Malgré nos efforts pour ne pas nous faire remarquer au moment d’embarquer les Brown, une voisine matinale, rivée à la fenêtre de sa cuisine, les avait vus monter dans deux voitures de la police d’État. L’information passa de maison en maison, à la vitesse exponentielle des messages électroniques. Certains, incrédules, poussèrent la curiosité jusqu’à aller sonner à la porte des Brown, et parmi eux, Michael Bird qui voulait vérifier l’authenticité de la rumeur. L’onde de choc toucha bientôt les rédactions locales : le maire d’Orphea et sa femme auraient été arrêtés par la police. Peter Frogg, l’adjoint au maire, harcelé au téléphone, s’enferma chez lui. Le chef Gulliver, lui, répondait volontiers à tout le monde, mais il ignorait tout. Un scandale couvait lentement.

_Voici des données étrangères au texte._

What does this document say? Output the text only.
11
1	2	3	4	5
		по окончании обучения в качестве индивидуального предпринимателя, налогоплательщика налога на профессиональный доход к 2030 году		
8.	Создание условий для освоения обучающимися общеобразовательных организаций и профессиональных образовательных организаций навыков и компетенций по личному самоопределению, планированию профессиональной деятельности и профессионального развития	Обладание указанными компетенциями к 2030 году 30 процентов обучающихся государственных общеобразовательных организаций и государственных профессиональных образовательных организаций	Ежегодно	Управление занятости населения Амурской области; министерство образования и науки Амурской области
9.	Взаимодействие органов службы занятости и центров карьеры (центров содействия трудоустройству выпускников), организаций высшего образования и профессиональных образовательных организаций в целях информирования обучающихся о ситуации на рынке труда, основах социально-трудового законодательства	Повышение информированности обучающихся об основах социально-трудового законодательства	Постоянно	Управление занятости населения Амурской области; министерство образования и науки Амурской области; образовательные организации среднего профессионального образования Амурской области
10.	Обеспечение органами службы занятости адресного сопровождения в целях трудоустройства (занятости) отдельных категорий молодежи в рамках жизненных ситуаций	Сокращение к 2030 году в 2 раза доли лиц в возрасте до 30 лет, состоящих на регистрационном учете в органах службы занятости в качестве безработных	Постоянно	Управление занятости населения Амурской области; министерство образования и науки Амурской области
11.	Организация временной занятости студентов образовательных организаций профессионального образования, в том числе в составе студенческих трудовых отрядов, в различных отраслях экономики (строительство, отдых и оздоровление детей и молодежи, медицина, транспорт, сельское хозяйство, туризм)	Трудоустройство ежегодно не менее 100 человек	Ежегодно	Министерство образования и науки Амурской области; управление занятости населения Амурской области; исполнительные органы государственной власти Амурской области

Lorsque Kirk Harvey arriva au Grand Théâtre, peu avant l’heure où devaient commencer les répétitions, il y trouva des journalistes qui faisaient le pied de grue. Ils l’attendaient.
— Kirk Harvey, est-ce qu’il y a un lien entre votre pièce et l’arrestation de Charlotte Brown ?
Harvey eut une seconde d’hésitation avant de répondre. Puis il dit finalement :
— Il faudra venir voir la pièce. Tout est dedans.
Les journalistes redoublèrent d’excitation et Harvey sourit. Tout le monde commençait à parler de La Nuit noire.